Settlement reached in ‘living trust mill’ suit

American Equity Investment Life Insurance has settled a class action for $16.4 million over abusive annuity sales.
JUL 21, 2008
By  Bloomberg
American Equity Investment Life Insurance Co. of Des Moines, Iowa, has settled a class action in a Kentucky state court over abusive annuity sales. This $16.4 million settlement will provide relief to as many as 24,000 people who bought the annuities between Jan. 1, 1997 and Dec. 31, 2007. William F. McMurry, an attorney at McMurry and Associates of Louisville, Ky., was the plaintiffs’ lead counsel. According to the suit, Panter v. Tackett, et al., the annuities were sold to the elderly, often with 20-year surrender periods, as part of a living trust. Plaintiffs said that American Equity was running a “living trust mill,” in which agents worked with a marketing firm and local attorneys to persuade senior citizens to buy the trusts out of fear that their assets would end up in probate. Once the clients bought the trust, agents would then masquerade as attorneys to encourage the victims to sell their investments and buy deferred annuities from American Equity, plaintiffs alleged.
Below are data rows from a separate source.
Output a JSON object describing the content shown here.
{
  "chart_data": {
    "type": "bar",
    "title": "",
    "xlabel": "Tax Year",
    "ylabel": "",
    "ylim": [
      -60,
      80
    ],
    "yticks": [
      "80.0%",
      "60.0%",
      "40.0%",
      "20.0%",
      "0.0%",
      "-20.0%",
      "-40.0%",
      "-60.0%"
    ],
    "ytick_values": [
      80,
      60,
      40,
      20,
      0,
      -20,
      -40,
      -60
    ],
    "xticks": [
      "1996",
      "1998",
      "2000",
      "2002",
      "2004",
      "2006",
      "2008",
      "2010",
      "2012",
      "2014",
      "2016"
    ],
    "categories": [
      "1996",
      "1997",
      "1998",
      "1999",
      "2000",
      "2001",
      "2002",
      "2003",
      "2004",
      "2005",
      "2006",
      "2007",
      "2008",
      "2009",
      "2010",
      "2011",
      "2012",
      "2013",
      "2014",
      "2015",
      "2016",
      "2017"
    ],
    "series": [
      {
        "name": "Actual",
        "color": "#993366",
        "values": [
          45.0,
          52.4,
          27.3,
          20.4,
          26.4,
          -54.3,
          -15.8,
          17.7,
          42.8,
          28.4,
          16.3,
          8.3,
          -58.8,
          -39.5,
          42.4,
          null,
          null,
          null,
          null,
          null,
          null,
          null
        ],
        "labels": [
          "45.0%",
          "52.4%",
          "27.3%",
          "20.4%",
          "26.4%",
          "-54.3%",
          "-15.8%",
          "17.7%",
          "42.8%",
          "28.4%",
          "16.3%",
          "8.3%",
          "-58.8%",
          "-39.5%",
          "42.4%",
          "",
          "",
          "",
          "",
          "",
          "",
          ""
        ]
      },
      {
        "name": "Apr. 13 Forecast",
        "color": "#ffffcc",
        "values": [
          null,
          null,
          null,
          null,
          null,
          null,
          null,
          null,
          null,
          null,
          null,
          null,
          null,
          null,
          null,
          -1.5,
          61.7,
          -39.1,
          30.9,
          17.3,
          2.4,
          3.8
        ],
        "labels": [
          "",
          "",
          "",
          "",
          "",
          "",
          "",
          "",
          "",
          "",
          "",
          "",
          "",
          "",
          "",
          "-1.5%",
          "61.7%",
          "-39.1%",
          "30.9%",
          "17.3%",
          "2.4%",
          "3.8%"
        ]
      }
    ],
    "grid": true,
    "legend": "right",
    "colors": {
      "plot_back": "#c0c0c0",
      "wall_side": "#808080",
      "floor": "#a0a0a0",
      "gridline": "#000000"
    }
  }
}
Under the settlement, plaintiffs will receive payments if they annuitize, with a 2.4% bonus added to the policies’ value. Surrender fees will be waived for those who annuitize immediately. The carrier said it would no longer sell the annuities when it knew the sales leads were generated through the marketing or sale of living trusts. The company also agreed that any plaintiffs who submit a claim form and who were at least 79 at the time of purchase will be able to withdraw up to 25% of the policy’s value annually for the next four years, free of penalties.